Tennis elbow exercises regain the muscle strength and flexibility of wrist and forearm and also maintain proper blood circulation as well as helps with healing. There should be a gradual increase in the intensity of exercises, but avoid if you have pain. Tennis elbow exercises consist of stretching and strengthening exercises at elbow, wrist and forearm.
Exercises For Tennis Elbow or Lateral Epicondylitis
Exercise #1: Stretching of Wrist Flexor and Extensor Muscles for Tennis Elbow:
Stretch your muscles and tendons of arm before you strengthen the muscle. First lift your arm straight in front of you until your palm faces the floor. Then on the top of the outstretched hand put your other hand and push your outstretched hand down, bending at the wrist so that the palm faces you, and hold for 15-20 seconds. During this exercise you should feel a slight pull within your muscles along the top of the forearm. Release your grip after the allotted time.
Rotate your stretched out arm so that it faces the ceiling. Place your other hand in the palm of your outstretched hand and push down, bending at the wrist so that the palm faces away from you. When you gently push the hand you should feel a slight pull within your forearm muscles. After 15-20 seconds, release your grip.

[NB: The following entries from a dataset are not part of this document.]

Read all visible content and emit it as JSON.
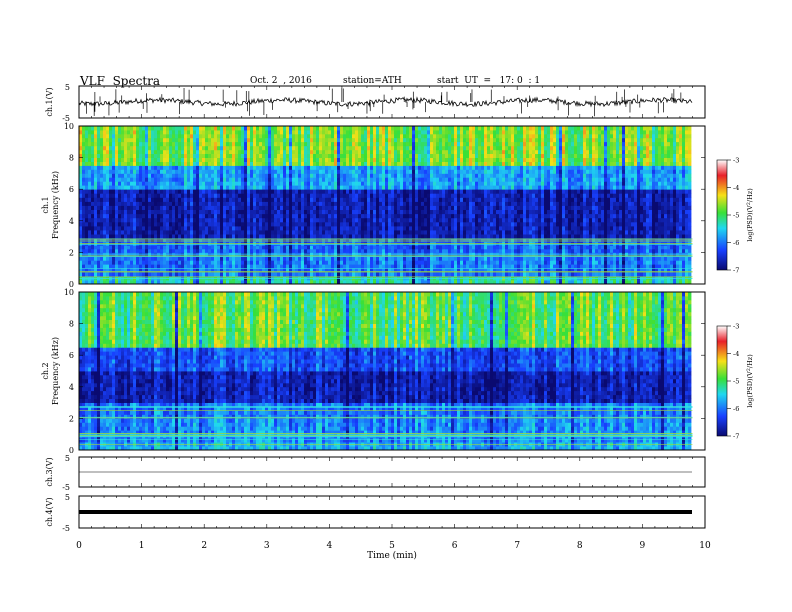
{
  "header": {
    "title": "VLF  Spectra",
    "date": "Oct. 2  , 2016",
    "station": "station=ATH",
    "start": "start  UT  =   17: 0  : 1"
  },
  "chart_data": [
    {
      "type": "line",
      "panel": "ch1-waveform",
      "ylabel": "ch.1(V)",
      "ylim": [
        -5,
        5
      ],
      "yticks": [
        "5",
        "-5"
      ],
      "trace_level": 0.0,
      "grid": false
    },
    {
      "type": "heatmap",
      "panel": "ch1-spectrogram",
      "ylabel": "ch.1\nFrequency  (kHz)",
      "ylim": [
        0,
        10
      ],
      "yticks": [
        "0",
        "2",
        "4",
        "6",
        "8",
        "10"
      ],
      "xlim": [
        0,
        10
      ],
      "data_end_min": 9.8,
      "colorbar": {
        "label": "log(PSD)(V²/Hz)",
        "range": [
          -7,
          -3
        ],
        "ticks": [
          "-3",
          "-4",
          "-5",
          "-6",
          "-7"
        ],
        "colormap": [
          "#ffffff",
          "#e8202a",
          "#f7e017",
          "#38e038",
          "#20d8f0",
          "#1840ff",
          "#0a0a70"
        ]
      },
      "bands": [
        {
          "from": 0.0,
          "to": 0.5,
          "level": -5.4
        },
        {
          "from": 0.5,
          "to": 2.0,
          "level": -6.1
        },
        {
          "from": 2.0,
          "to": 2.9,
          "level": -6.2
        },
        {
          "from": 2.9,
          "to": 6.0,
          "level": -6.7
        },
        {
          "from": 6.0,
          "to": 7.5,
          "level": -5.9
        },
        {
          "from": 7.5,
          "to": 10.0,
          "level": -4.8
        }
      ]
    },
    {
      "type": "heatmap",
      "panel": "ch2-spectrogram",
      "ylabel": "ch.2\nFrequency  (kHz)",
      "ylim": [
        0,
        10
      ],
      "yticks": [
        "0",
        "2",
        "4",
        "6",
        "8",
        "10"
      ],
      "xlim": [
        0,
        10
      ],
      "data_end_min": 9.8,
      "colorbar": {
        "label": "log(PSD)(V²/Hz)",
        "range": [
          -7,
          -3
        ],
        "ticks": [
          "-3",
          "-4",
          "-5",
          "-6",
          "-7"
        ],
        "colormap": [
          "#ffffff",
          "#e8202a",
          "#f7e017",
          "#38e038",
          "#20d8f0",
          "#1840ff",
          "#0a0a70"
        ]
      },
      "bands": [
        {
          "from": 0.0,
          "to": 0.5,
          "level": -5.8
        },
        {
          "from": 0.5,
          "to": 2.0,
          "level": -6.0
        },
        {
          "from": 2.0,
          "to": 3.0,
          "level": -6.1
        },
        {
          "from": 3.0,
          "to": 5.0,
          "level": -6.7
        },
        {
          "from": 5.0,
          "to": 6.5,
          "level": -6.3
        },
        {
          "from": 6.5,
          "to": 10.0,
          "level": -5.0
        }
      ]
    },
    {
      "type": "line",
      "panel": "ch3-waveform",
      "ylabel": "ch.3(V)",
      "ylim": [
        -5,
        5
      ],
      "yticks": [
        "5",
        "-5"
      ],
      "trace_level": 0.0,
      "grid": false
    },
    {
      "type": "line",
      "panel": "ch4-waveform",
      "ylabel": "ch.4(V)",
      "ylim": [
        -5,
        5
      ],
      "yticks": [
        "5",
        "-5"
      ],
      "trace_level": 0.0,
      "grid": false
    }
  ],
  "x_axis": {
    "label": "Time  (min)",
    "ticks": [
      "0",
      "1",
      "2",
      "3",
      "4",
      "5",
      "6",
      "7",
      "8",
      "9",
      "10"
    ]
  }
}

Exercise # 2: Ball Squeezing, Forearm and Wrist Strengthening for Tennis Elbow:
Ball squeezing exercise builds up power and durability of the muscle to further withstand weight exercises. Grip a soft squeeze ball in your hand for a few seconds and release it. Repeat this 15 times twice a day.
Exercise #3: Palm-Up Wrist Curl for Tennis Elbow
Rest your forearm on a table with facing your palm to ceiling. Hold a soda can or soup can or a light dumbbell in your hand. Lift the can or the dumbbell using only your wrist while leaving your forearm on the table and hold this position for 3-4 seconds. Then bring down your hand onto the table. Repeat this exercise for 10-15 times.
Exercise # 4: Palm-Down Wrist Curl for Tennis Elbow
Rest your forearm and wrist on the table with your palm facing downwards to the floor. Hold the soda or a soup can or a light dumbbell in your hand and flex the wrists and then lower it down. Repeat this for 10-15 times.
Tennis Elbow Exercise # 5:
Rotate your forearm so that your thumb pointed to the ceiling. Maintain your forearm contact with the table and lift up the can, bending at the wrist. Before lowering the can hold this position for 3-4 seconds.
Tennis Elbow Exercise# 6:
Exercise pronation and supination of the arm with appropriate weights or dumbbells.
Increase the weight gradually in all the above weight exercises as the movements become easier without increasing the frequency of exercise.
Watch 3D Video of Tennis Elbow Stretching and Strengthening Exercises:
Electrotherapy Does Provide Tennis Elbow Pain Relief
Electrotherapy is used to treat tennis elbow by physiotherapists to provide pain relief and promote healing. This treatment involves treating pain using electric currents which passed through the tissues to stimulate muscle function. Some of the form of the electrotherapy for tennis elbow are TENS (Transcutaneous Electrical Nerve Stimulation), ultrasound, and interferential therapy. TENS unit produced low electric current to the skin and prevent pain messages from being transmitted to the brain.